Das alles hatte seine historischen Ursachen. Siehe auch: H. Hummel, Wesen und
Erscheinung sozialistischer Produktionsverhältnisse, unter:
http://heerkehummel.googlepages.com/wesenunderscheinungsozialistischerproduk
Künftig aber ist von den aktuellen Gegebenheiten auszugehen. Auf der Basis der heute
bereits bestehenden neuen ökonomischen Verhältnisse kann eine sozialistisch orientierte
Staatsmacht durch ihre Geld-, Steuer-, Haushalts- und Finanzpolitik mittels ihrer
Gesetzgebung – und nicht zuletzt mit Kalkulationsrichtlinien – bei hoher
Eigenverantwortlichkeit der Unternehmen (insbesondere für die sachlichen Beziehungen)

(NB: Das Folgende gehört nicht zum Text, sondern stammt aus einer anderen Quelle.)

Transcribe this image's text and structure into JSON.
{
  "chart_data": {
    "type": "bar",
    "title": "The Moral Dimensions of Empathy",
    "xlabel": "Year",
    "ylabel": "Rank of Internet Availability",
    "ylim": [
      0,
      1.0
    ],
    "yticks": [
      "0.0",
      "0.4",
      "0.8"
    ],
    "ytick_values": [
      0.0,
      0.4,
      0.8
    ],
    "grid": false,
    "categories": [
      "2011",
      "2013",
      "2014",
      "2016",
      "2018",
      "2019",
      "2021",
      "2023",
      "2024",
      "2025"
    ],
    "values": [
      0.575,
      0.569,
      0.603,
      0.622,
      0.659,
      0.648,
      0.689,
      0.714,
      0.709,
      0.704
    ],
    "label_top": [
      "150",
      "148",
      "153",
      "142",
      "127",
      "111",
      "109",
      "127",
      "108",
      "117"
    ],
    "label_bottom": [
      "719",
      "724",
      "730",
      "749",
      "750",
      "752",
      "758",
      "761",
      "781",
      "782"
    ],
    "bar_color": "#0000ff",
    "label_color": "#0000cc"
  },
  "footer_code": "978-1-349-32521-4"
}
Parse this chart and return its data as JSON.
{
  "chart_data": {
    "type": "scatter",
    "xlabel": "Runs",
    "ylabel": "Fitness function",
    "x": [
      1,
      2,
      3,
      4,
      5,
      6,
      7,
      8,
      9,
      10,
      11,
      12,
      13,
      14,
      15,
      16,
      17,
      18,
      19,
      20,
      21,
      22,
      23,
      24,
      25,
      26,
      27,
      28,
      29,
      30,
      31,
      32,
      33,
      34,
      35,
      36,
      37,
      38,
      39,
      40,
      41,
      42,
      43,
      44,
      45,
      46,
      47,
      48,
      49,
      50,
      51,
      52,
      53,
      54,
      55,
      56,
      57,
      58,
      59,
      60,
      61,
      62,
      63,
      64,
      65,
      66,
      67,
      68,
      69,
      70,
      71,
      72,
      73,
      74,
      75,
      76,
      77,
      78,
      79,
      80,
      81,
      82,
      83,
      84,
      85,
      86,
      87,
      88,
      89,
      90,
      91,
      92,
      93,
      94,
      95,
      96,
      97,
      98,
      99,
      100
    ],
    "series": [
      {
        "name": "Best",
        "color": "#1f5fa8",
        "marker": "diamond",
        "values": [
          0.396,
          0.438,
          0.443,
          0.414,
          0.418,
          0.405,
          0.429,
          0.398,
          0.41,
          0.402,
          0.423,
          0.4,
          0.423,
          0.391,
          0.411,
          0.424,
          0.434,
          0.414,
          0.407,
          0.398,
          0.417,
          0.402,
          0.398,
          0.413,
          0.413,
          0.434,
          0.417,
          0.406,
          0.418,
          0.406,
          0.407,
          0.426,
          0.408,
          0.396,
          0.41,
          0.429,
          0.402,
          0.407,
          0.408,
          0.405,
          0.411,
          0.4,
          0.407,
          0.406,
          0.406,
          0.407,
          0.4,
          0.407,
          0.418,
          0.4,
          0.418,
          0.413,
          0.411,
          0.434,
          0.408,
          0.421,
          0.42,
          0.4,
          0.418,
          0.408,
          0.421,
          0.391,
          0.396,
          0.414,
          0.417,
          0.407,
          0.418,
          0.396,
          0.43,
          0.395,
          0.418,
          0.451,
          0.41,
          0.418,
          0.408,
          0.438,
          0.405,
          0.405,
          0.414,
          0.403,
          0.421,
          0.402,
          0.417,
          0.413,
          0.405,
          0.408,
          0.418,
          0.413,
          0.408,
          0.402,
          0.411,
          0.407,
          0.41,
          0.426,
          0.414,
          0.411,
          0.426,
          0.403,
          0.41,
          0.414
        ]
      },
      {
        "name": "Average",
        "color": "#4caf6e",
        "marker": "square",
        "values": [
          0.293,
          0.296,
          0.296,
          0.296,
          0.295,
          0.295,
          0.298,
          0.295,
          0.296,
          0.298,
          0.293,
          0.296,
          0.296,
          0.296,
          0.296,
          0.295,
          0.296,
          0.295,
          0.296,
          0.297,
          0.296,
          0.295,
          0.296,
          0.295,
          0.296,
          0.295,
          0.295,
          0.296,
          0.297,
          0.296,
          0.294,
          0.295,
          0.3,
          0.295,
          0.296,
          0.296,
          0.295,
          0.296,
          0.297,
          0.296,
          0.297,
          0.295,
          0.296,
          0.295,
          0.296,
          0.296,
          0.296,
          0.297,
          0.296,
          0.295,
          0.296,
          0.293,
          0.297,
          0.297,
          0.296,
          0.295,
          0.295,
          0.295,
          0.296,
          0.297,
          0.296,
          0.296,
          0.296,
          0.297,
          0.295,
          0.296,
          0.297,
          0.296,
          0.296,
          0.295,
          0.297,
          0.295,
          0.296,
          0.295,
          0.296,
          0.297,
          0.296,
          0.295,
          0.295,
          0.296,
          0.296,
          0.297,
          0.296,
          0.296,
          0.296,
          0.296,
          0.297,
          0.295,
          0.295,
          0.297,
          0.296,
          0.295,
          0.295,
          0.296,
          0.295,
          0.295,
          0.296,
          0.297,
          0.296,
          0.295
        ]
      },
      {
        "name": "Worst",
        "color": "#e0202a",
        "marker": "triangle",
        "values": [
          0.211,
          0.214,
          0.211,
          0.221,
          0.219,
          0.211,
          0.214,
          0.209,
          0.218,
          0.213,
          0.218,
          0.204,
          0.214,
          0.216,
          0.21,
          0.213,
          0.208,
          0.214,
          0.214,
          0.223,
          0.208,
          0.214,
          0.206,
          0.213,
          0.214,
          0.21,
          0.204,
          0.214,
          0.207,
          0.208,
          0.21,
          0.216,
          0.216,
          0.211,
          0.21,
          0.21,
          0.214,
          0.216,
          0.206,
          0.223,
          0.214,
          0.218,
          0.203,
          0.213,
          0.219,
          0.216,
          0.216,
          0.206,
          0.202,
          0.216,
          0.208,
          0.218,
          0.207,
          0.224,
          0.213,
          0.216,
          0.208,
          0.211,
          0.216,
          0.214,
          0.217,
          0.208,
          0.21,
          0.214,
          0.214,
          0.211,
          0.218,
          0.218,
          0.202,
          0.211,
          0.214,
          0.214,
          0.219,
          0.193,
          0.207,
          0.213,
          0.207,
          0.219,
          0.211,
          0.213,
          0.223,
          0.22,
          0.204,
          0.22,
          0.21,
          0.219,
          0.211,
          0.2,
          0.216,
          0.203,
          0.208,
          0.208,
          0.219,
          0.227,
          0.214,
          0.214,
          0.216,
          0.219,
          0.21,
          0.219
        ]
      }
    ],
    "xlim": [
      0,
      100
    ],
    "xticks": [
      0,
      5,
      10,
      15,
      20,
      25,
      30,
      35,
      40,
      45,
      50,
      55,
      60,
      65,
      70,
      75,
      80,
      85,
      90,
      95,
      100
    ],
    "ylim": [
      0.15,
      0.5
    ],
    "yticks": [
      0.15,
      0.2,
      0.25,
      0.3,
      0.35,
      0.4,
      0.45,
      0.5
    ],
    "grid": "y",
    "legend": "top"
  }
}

Einfluss auf die Gestaltung des gesellschaftlichen Reproduktionsprozesses entsprechend
gesamtgesellschaftlichen Erfordernissen nehmen. Infrage kommen beispielsweise solche
Maßnahmen wie Umverteilung von Finanzmitteln über den Staatshaushalt durch Steuern
und Zuschüsse, Festlegung von Unter- und Obergrenzen für Verfügungsrechte über Fonds
(einschließlich privater Einkommen), Löhne und Gehälter, Finanzvermögen usw.
Siehe auch: H. Hummel, Reale Utopie und utopische Realität, unter:
http://heerkehummel.googlepages.com/realeutopieundutopischerealit%C3%A4t
„Wir akzeptieren den Gewinn als Maßstab ökonomischer Leistungsfähigkeit, nicht
jedoch Profit und Aktienkurs als Kriterium zur Entwicklung der Weltwirtschaft. Der
gegenwärtig zerstörerische globalisierte Wettbewerb um die international niedrigsten
Kosten und höchsten Profite muss unterbunden werden, um die Verarmung der
Menschen in den Industrie- und vor allem in den Entwicklungsländern zu stoppen.
Börsen und Spekulationsfonds sind mit einer sozialistischen Gesellschaft nicht
vereinbar. Gelderträgen ohne Arbeit ist der Boden zu entziehen. Wir unterstützen
Maßnahmen, die die Macht des internationalen Finanzkapitals beschneiden, die
Unabhängigkeit der Volkswirtschaften von der Erpressung globaler Finanzfonds
herstellen und Spekulationen hoch besteuern.“
Diese völlig richtige Orientierung bedarf einer noch stärkeren politökonomischen,
reproduktionstheoretischen Untermauerung. Denn es geht bei alledem nicht um
sozialistisch-humanistische Moral und Ethik, sondern um ökonomische und heute
zunehmend ökologische Erfordernisse einer objektiven Notwendigkeit, damit die
gesellschaftliche, ökonomische und ökologische Entwicklung dieser Welt störungsfrei, im
Interesse der ganzen Menschheit und ihres Fortbestandes sich vollziehen kann.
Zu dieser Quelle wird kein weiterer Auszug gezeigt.